Explaining the Funny, Then Not Funny, Then Funny Again Joke

Photo: Lionsgate

There’s a scene in the rom-com parody They Came Together that goes like this:

Bartender: “You look like you’ve had a bad day.”

Paul Rudd: “You can say that again.”

Bartender: “Well, you came in here looking like crap and you haven’t said very much.”

Rudd: “Tell me about it.”

Bartender: “Well, you came in here looking like crap and you haven’t said very much.”

Rudd: “You can say that again.”

Bartender: “Well, you came in here looking like crap and you haven’t said very much.”

Rudd: “Tell me about it.”

… and this repeats, like, eight more times. Hat tip to the Globe and Mail for transcribing the bartender bit, and as that paper’s film critic points out, this is one of those scenes that starts off funny, half-pivots to tiresome, and then, somehow, swings another 180 degrees back to funny. It’s hard to resist; even if you don’t entirely want to reward the tedious gag with a laugh, you probably do. Behold the power of what we will heretofore refer to as “long-joke,” for lack of an actual, established term. 

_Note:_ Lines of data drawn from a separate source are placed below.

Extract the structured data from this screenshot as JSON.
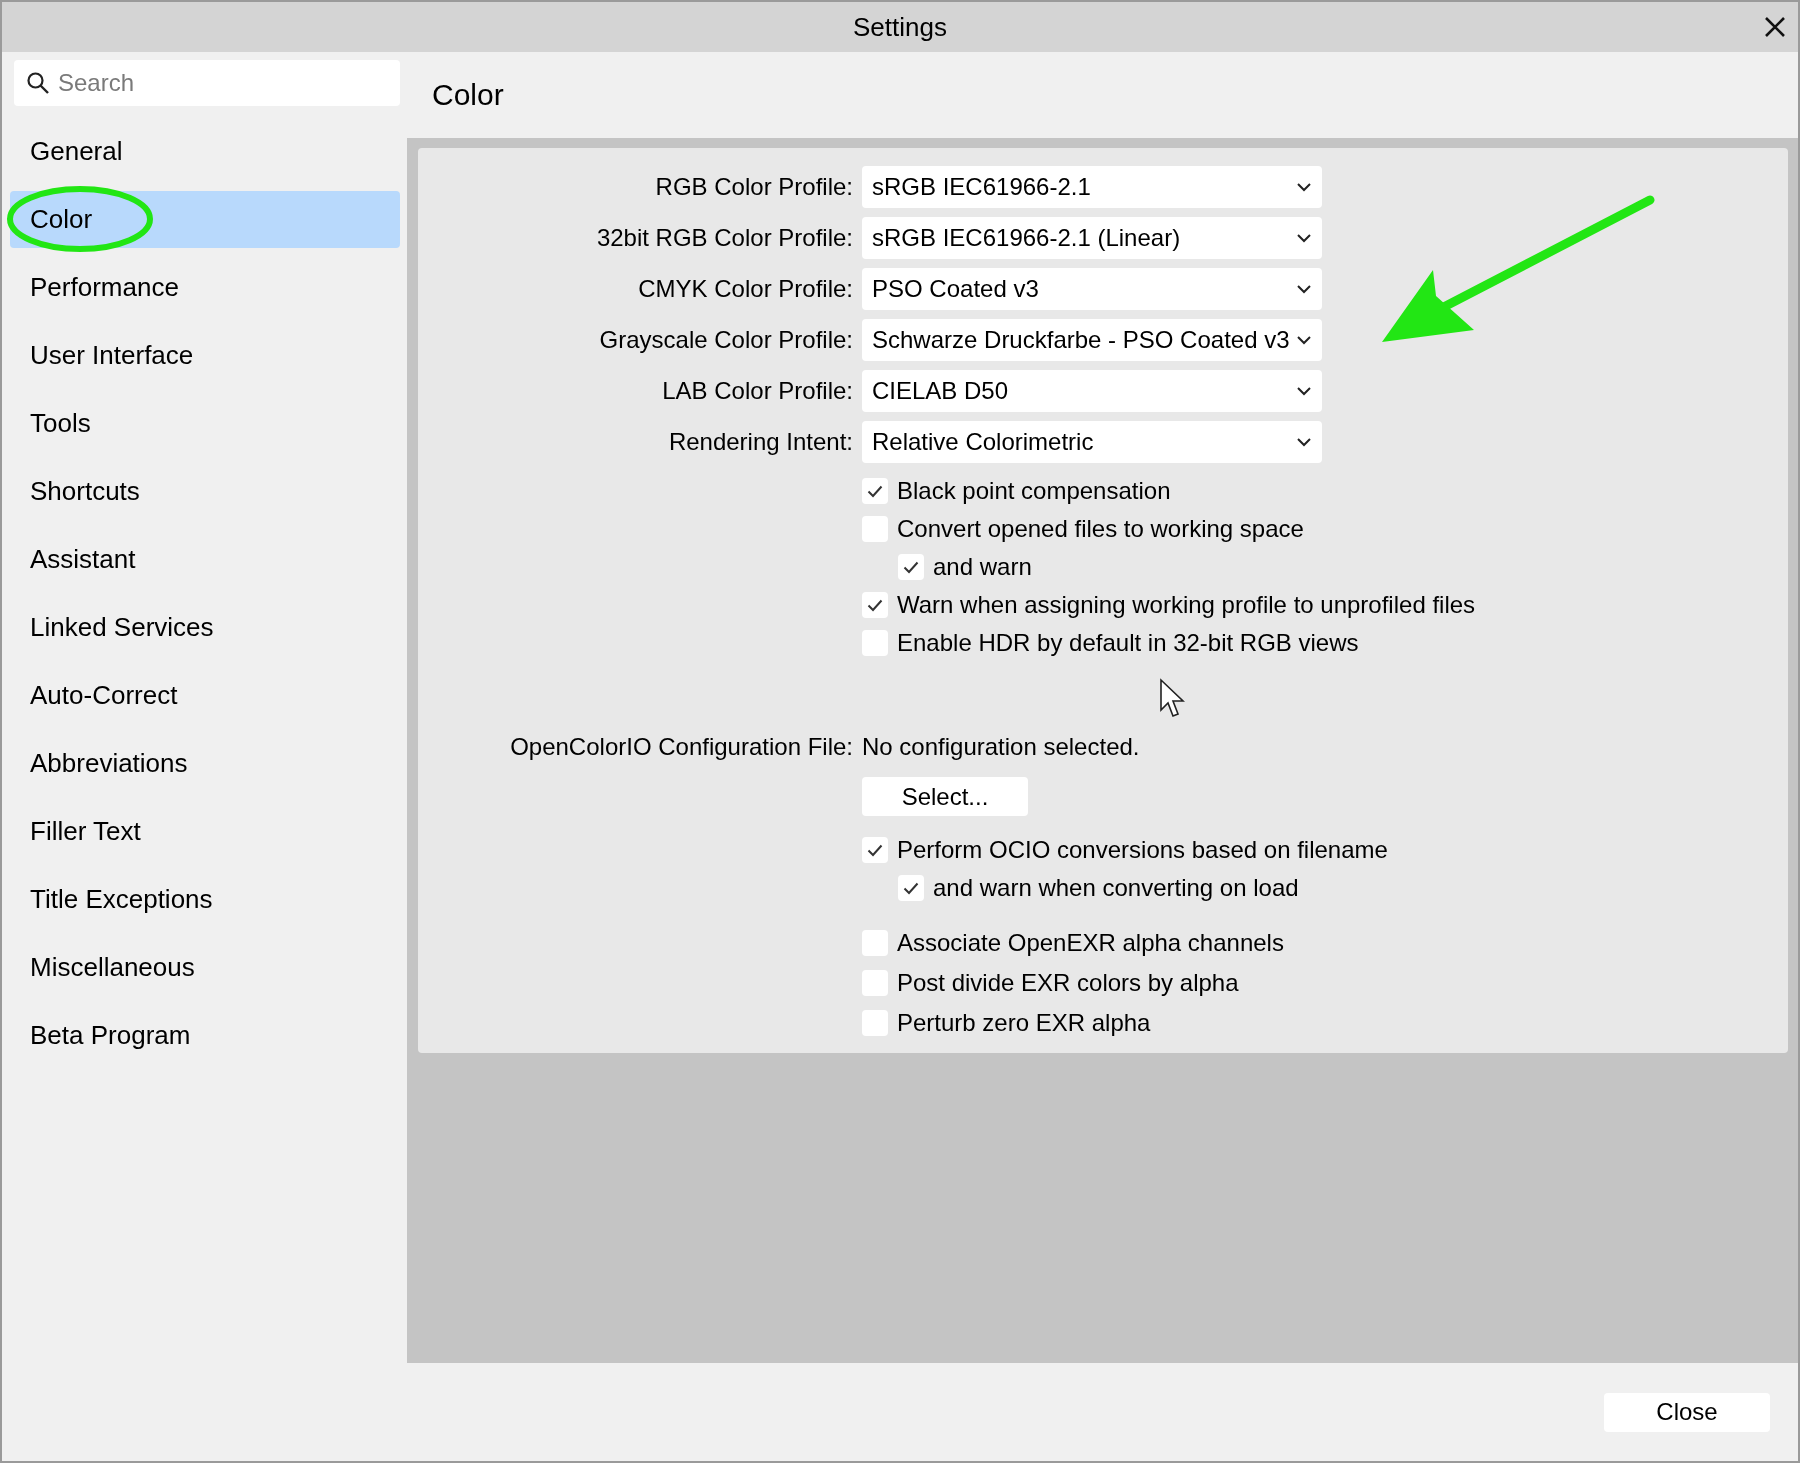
{
  "window": {
    "title": "Settings"
  },
  "sidebar": {
    "search": {
      "placeholder": "Search"
    },
    "items": [
      {
        "label": "General",
        "selected": false
      },
      {
        "label": "Color",
        "selected": true
      },
      {
        "label": "Performance",
        "selected": false
      },
      {
        "label": "User Interface",
        "selected": false
      },
      {
        "label": "Tools",
        "selected": false
      },
      {
        "label": "Shortcuts",
        "selected": false
      },
      {
        "label": "Assistant",
        "selected": false
      },
      {
        "label": "Linked Services",
        "selected": false
      },
      {
        "label": "Auto-Correct",
        "selected": false
      },
      {
        "label": "Abbreviations",
        "selected": false
      },
      {
        "label": "Filler Text",
        "selected": false
      },
      {
        "label": "Title Exceptions",
        "selected": false
      },
      {
        "label": "Miscellaneous",
        "selected": false
      },
      {
        "label": "Beta Program",
        "selected": false
      }
    ]
  },
  "page": {
    "heading": "Color",
    "profiles": [
      {
        "label": "RGB Color Profile:",
        "value": "sRGB IEC61966-2.1"
      },
      {
        "label": "32bit RGB Color Profile:",
        "value": "sRGB IEC61966-2.1 (Linear)"
      },
      {
        "label": "CMYK Color Profile:",
        "value": "PSO Coated v3"
      },
      {
        "label": "Grayscale Color Profile:",
        "value": "Schwarze Druckfarbe - PSO Coated v3"
      },
      {
        "label": "LAB Color Profile:",
        "value": "CIELAB D50"
      },
      {
        "label": "Rendering Intent:",
        "value": "Relative Colorimetric"
      }
    ],
    "profile_options": [
      {
        "label": "Black point compensation",
        "checked": true
      },
      {
        "label": "Convert opened files to working space",
        "checked": false,
        "children": [
          {
            "label": "and warn",
            "checked": true
          }
        ]
      },
      {
        "label": "Warn when assigning working profile to unprofiled files",
        "checked": true
      },
      {
        "label": "Enable HDR by default in 32-bit RGB views",
        "checked": false
      }
    ],
    "ocio": {
      "label": "OpenColorIO Configuration File:",
      "value": "No configuration selected.",
      "button": "Select..."
    },
    "ocio_options": [
      {
        "label": "Perform OCIO conversions based on filename",
        "checked": true,
        "children": [
          {
            "label": "and warn when converting on load",
            "checked": true
          }
        ]
      }
    ],
    "exr_options": [
      {
        "label": "Associate OpenEXR alpha channels",
        "checked": false
      },
      {
        "label": "Post divide EXR colors by alpha",
        "checked": false
      },
      {
        "label": "Perturb zero EXR alpha",
        "checked": false
      }
    ]
  },
  "footer": {
    "button": "Close"
  }
}
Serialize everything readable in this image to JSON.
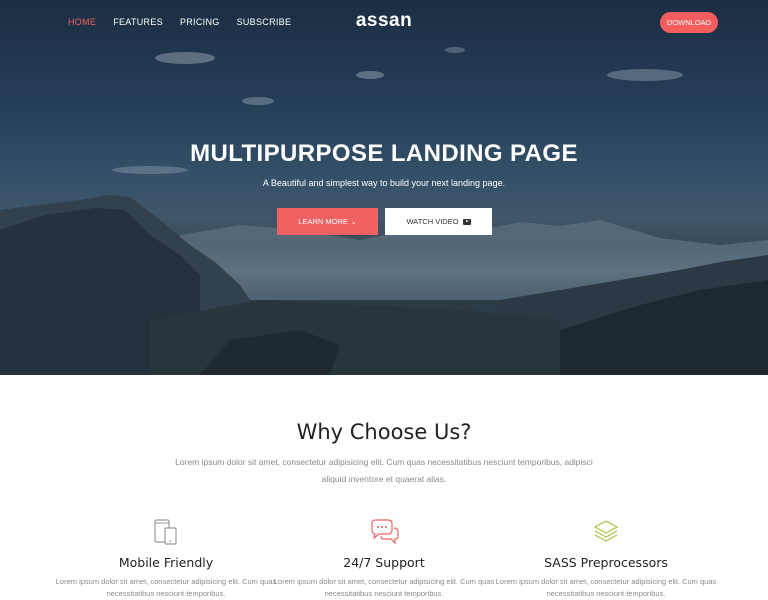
{
  "nav": {
    "brand": "assan",
    "links": [
      "HOME",
      "FEATURES",
      "PRICING",
      "SUBSCRIBE"
    ],
    "active_index": 0,
    "download_label": "DOWNLOAD"
  },
  "hero": {
    "title": "MULTIPURPOSE LANDING PAGE",
    "subtitle": "A Beautiful and simplest way to build your next landing page.",
    "learn_more_label": "LEARN MORE",
    "watch_video_label": "WATCH VIDEO"
  },
  "why": {
    "title": "Why Choose Us?",
    "description": "Lorem ipsum dolor sit amet, consectetur adipisicing elit. Cum quas necessitatibus nesciunt temporibus, adipisci aliquid inventore et quaerat alias."
  },
  "features": [
    {
      "title": "Mobile Friendly",
      "icon": "mobile-devices-icon",
      "description": "Lorem ipsum dolor sit amet, consectetur adipisicing elit. Cum quas necessitatibus nesciunt temporibus."
    },
    {
      "title": "24/7 Support",
      "icon": "chat-bubbles-icon",
      "description": "Lorem ipsum dolor sit amet, consectetur adipisicing elit. Cum quas necessitatibus nesciunt temporibus."
    },
    {
      "title": "SASS Preprocessors",
      "icon": "layers-icon",
      "description": "Lorem ipsum dolor sit amet, consectetur adipisicing elit. Cum quas necessitatibus nesciunt temporibus."
    }
  ],
  "colors": {
    "accent": "#f35d5d",
    "mobile_icon": "#9a9a9a",
    "support_icon": "#f06262",
    "layers_icon": "#a9c23f"
  }
}
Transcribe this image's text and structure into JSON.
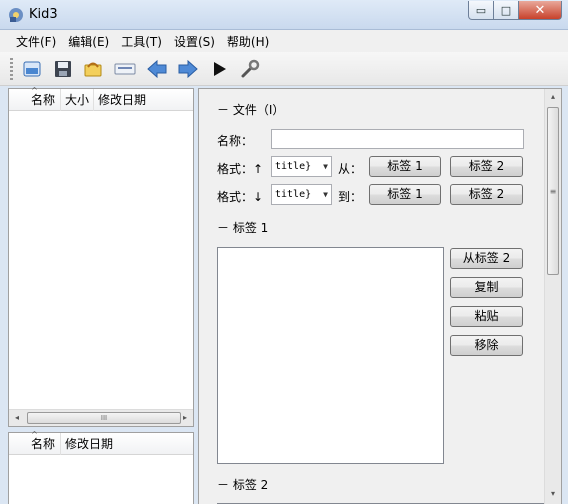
{
  "window": {
    "title": "Kid3",
    "minimize_label": "▭",
    "maximize_label": "□",
    "close_label": "✕"
  },
  "menu": [
    {
      "label": "文件(F)"
    },
    {
      "label": "编辑(E)"
    },
    {
      "label": "工具(T)"
    },
    {
      "label": "设置(S)"
    },
    {
      "label": "帮助(H)"
    }
  ],
  "toolbar": {
    "icons": [
      "open-folder-icon",
      "save-icon",
      "revert-icon",
      "rename-icon",
      "previous-file-icon",
      "next-file-icon",
      "play-icon",
      "settings-wrench-icon"
    ]
  },
  "file_list": {
    "columns": [
      "名称",
      "大小",
      "修改日期"
    ],
    "hscroll_thumb": "III",
    "arrow_left": "◂",
    "arrow_right": "▸"
  },
  "dir_list": {
    "columns": [
      "名称",
      "修改日期"
    ]
  },
  "file_section": {
    "title": "－ 文件（I）",
    "name_label": "名称：",
    "name_value": "",
    "format_up_label": "格式：↑",
    "format_up_value": "title}",
    "from_label": "从：",
    "from_tag1_button": "标签 1",
    "from_tag2_button": "标签 2",
    "format_down_label": "格式：↓",
    "format_down_value": "title}",
    "to_label": "到：",
    "to_tag1_button": "标签 1",
    "to_tag2_button": "标签 2"
  },
  "tag1_section": {
    "title": "－ 标签 1",
    "from_tag2_button": "从标签 2",
    "copy_button": "复制",
    "paste_button": "粘贴",
    "remove_button": "移除"
  },
  "tag2_section": {
    "title": "－ 标签 2"
  },
  "right_scroll": {
    "thumb": "≡",
    "arrow_up": "▴",
    "arrow_down": "▾"
  }
}
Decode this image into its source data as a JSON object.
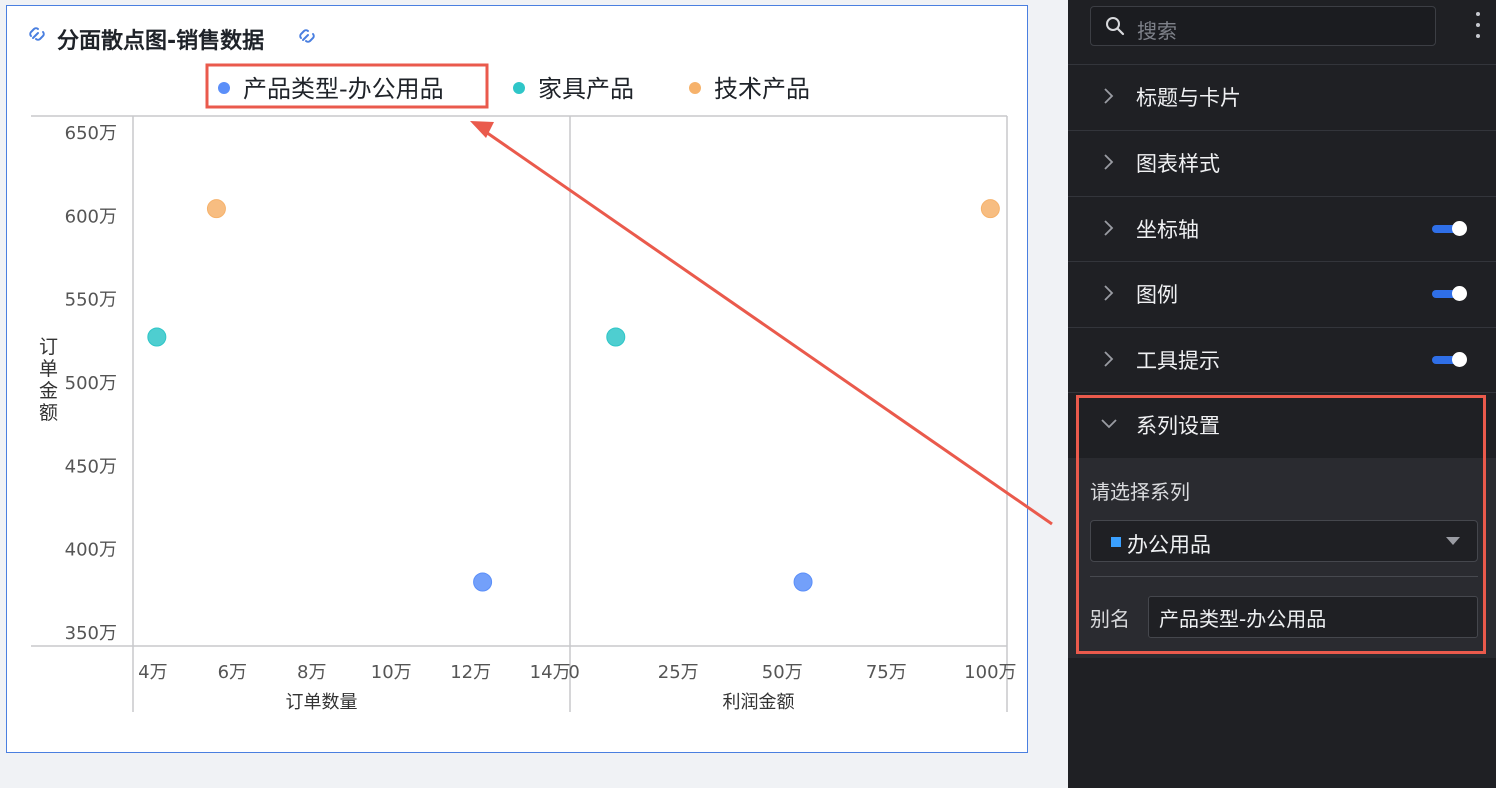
{
  "chart": {
    "title": "分面散点图-销售数据",
    "legend": [
      {
        "label": "产品类型-办公用品",
        "color": "#5b8ff9"
      },
      {
        "label": "家具产品",
        "color": "#2fc6c8"
      },
      {
        "label": "技术产品",
        "color": "#f6b26b"
      }
    ],
    "y_axis_title": "订单金额"
  },
  "chart_data": {
    "type": "scatter",
    "y": {
      "label": "订单金额",
      "unit": "万",
      "range": [
        350,
        650
      ],
      "ticks": [
        350,
        400,
        450,
        500,
        550,
        600,
        650
      ],
      "tick_labels": [
        "350万",
        "400万",
        "450万",
        "500万",
        "550万",
        "600万",
        "650万"
      ]
    },
    "facets": [
      {
        "xlabel": "订单数量",
        "x_range": [
          3.5,
          14.5
        ],
        "x_ticks": [
          4,
          6,
          8,
          10,
          12,
          14
        ],
        "x_tick_labels": [
          "4万",
          "6万",
          "8万",
          "10万",
          "12万",
          "14万"
        ],
        "points": [
          {
            "series": "产品类型-办公用品",
            "x": 12.3,
            "y": 380
          },
          {
            "series": "家具产品",
            "x": 4.1,
            "y": 527
          },
          {
            "series": "技术产品",
            "x": 5.6,
            "y": 604
          }
        ]
      },
      {
        "xlabel": "利润金额",
        "x_range": [
          -1,
          104
        ],
        "x_ticks": [
          0,
          25,
          50,
          75,
          100
        ],
        "x_tick_labels": [
          "0",
          "25万",
          "50万",
          "75万",
          "100万"
        ],
        "points": [
          {
            "series": "产品类型-办公用品",
            "x": 55,
            "y": 380
          },
          {
            "series": "家具产品",
            "x": 10,
            "y": 527
          },
          {
            "series": "技术产品",
            "x": 100,
            "y": 604
          }
        ]
      }
    ],
    "series": [
      {
        "name": "产品类型-办公用品",
        "color": "#5b8ff9"
      },
      {
        "name": "家具产品",
        "color": "#2fc6c8"
      },
      {
        "name": "技术产品",
        "color": "#f6b26b"
      }
    ],
    "grid": false,
    "legend_position": "top-center"
  },
  "panel": {
    "search_placeholder": "搜索",
    "sections": [
      {
        "label": "标题与卡片",
        "toggle": false
      },
      {
        "label": "图表样式",
        "toggle": false
      },
      {
        "label": "坐标轴",
        "toggle": true
      },
      {
        "label": "图例",
        "toggle": true
      },
      {
        "label": "工具提示",
        "toggle": true
      }
    ],
    "series_section": {
      "label": "系列设置",
      "select_label": "请选择系列",
      "selected_series": "办公用品",
      "selected_color": "#3aa0ff",
      "alias_label": "别名",
      "alias_value": "产品类型-办公用品"
    }
  },
  "colors": {
    "accent": "#2f6fe8",
    "highlight": "#ea5a4c"
  }
}
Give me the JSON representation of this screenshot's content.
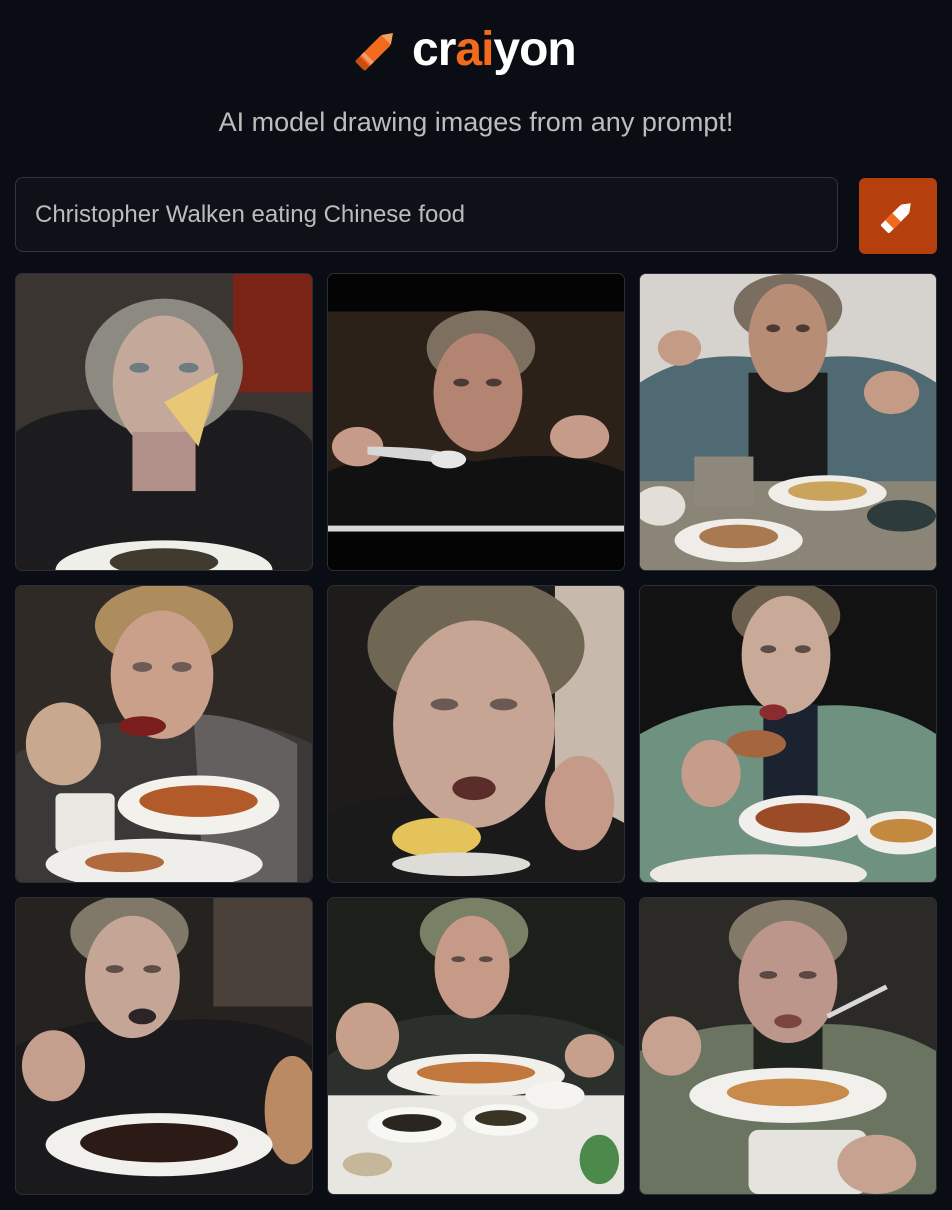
{
  "header": {
    "logo_icon": "crayon-icon",
    "wordmark_prefix": "cr",
    "wordmark_accent": "ai",
    "wordmark_suffix": "yon",
    "tagline": "AI model drawing images from any prompt!"
  },
  "prompt": {
    "value": "Christopher Walken eating Chinese food",
    "button_icon": "pencil-icon"
  },
  "colors": {
    "background": "#0b0d14",
    "accent": "#f26b1d",
    "button": "#b5400e"
  },
  "gallery": {
    "count": 9
  }
}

So, while it’s true that nothing is less funny than trying to explain why a joke is funny, it’s still worth asking: What makes the long-joke work? “It’s a puzzling question,” said Peter McGraw, a humor researcher and co-author of the recent book The Humor Code: A Global Search for What Makes Things Funny. McGraw said that while he couldn’t recall any studies that examine this phenomenon specifically, it does remind him of his own research on comedy and timing. In a paper recently published in Social Psychological and Personality Science that tested the classic saying, “tragedy plus time equals comedy,” McGraw and his colleagues used tweets about Hurricane Sandy to plug some numbers into that equation: Fifteen days was too soon, 99 days was too long, but 36 days was just right.

And the spirit behind that finding could easily transfer to the long-joke, McGraw said. “The passage of time helps make humor more benign, and less threatening. But the further passage of time just makes it more benign,” he said. “It takes a situation that’s kind of normal, a fairly typical scene in the movie. And what it does is it starts to create a violation — it starts to make the situation uncomfortably awkward. And I think it’s that awkwardness, that discomfort, that is actually the root source of a lot of what we find funny.”

And at the moment, the scene becomes uncomfortable, McGraw explains, “what ends up happening is there’s this sort of meta thing, where you recognize that this is being done purposefully as a joke, rather than something that’s supposed to mirror real life.”

When the long-joke works, it could also be thanks to a second comedy equation: the Rule of Threes — the idea that jokes are funniest when there are no more or no fewer than two repetitions preceding the punch line, Jyotsna Vaid, a psychologist at Texas A&M who studies humor, said in an email to Science of Us. “We found support for this idea but only when each repetition involved a progressive incremental shift in meaning,” Vaid said in an email. “When the repetition did not involve any progression in meaning or intensity, we found that jokes with three repetitions before the punchline were actually judged funnier than those with two repetitions. Long jokes would seem to be an extreme case of this latter type.”

I’m not a big Family Guy fan, but I’ve seen enough of it to know that this is a well-worn device that the show’s writers use. Comedy expert Vaid rated this “mildly amusing”:

Another, and I would argue funnier, version of this comedic device is this Tig Notaro bit, wherein she drags a stool across the floor, for two and a half minutes straight. That’s it. That’s the entire bit. Shh, just watch:

McGraw also points out that Andy Kaufman did this back in the ‘70s, and, to my 9-year-old mind, the epitome of high humor was this scene from Monty Python and the Holy Grail.  (Vaid, for what it’s worth, didn’t find the latter at all amusing.) At any rate, there may be a case to be made for an additional humor equation: absurdity plus tedium also equals comedy.